Internally the pressure never eased. Every month that parts of the old cost structure remained in place was another month of red ink, and we had to explain internally why certain checks still had to be written — this lease isn't out until March, this labor arrangement can't be cut until the replacement site is certified, this location is still waiting on TSA approval — all while driving the spend down as fast as operational reality allowed. Unreliable internal financial reporting made that harder. The numbers shifted without warning, and I got blindsided more than once by a worse picture than I'd been given. There wasn't much room to play defense. The only real solution was forward motion: keep replacing the old structure, keep cutting over locations, keep reducing fixed costs, keep pushing the whole system toward the partner model.

As partner locations came online and the legacy arrangements came down, the economics improved. Within roughly six months the program reached break-even. About three months after that, it was profitable. And it became calm. A failing federal program is a noisy thing — the customer is angry, the prime is exposed, the subcontractors are nervous, and every weekly review feels like a courtroom. A stable program gets quiet. TSA settled down. The prime stopped bleeding. The new operating model made sense for everyone, and the program that had been generating formal non-performance letters approached routine. That was the real achievement: a broken operating model replaced by a working one while the program stayed live every single day. Applicants kept enrolling, ports kept functioning, and TSA avoided what could have become a significant political problem.
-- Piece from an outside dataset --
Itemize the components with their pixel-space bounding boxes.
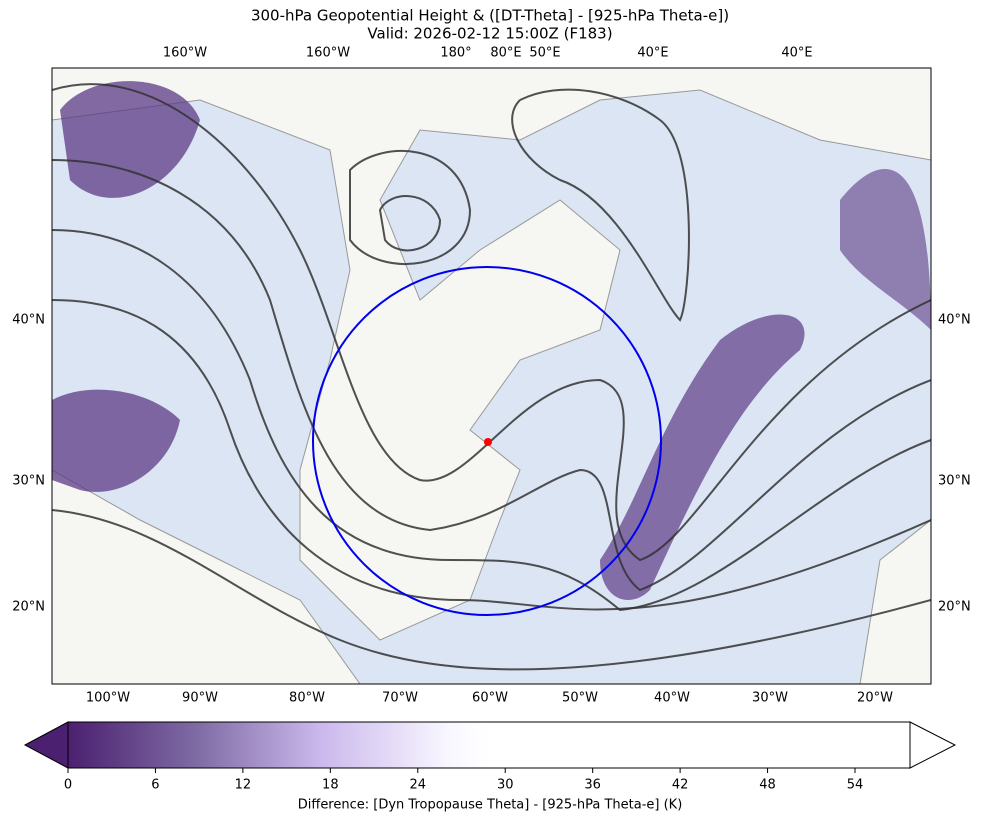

Later, when TSA moved toward Universal Enrollment Services — a consolidation of HazPrint, TWIC, and other enrollment populations under one broader program structure — TWIC was part of the platform we stood on. By then we weren't outsiders arguing that we could do the work. We were the people already doing it. The prime contractor that had won TWIC and then needed to be rescued eventually approached me about serving as a subcontractor on my next bid. That reversal said everything about how the program had turned out.

TWIC stays with me because there were so many hard things at the same time: negotiation, financial restructuring, customer recovery, political risk, labor and facility problems, and a nationwide operational rebuild — all running concurrently, without the option of taking the service offline for even one day.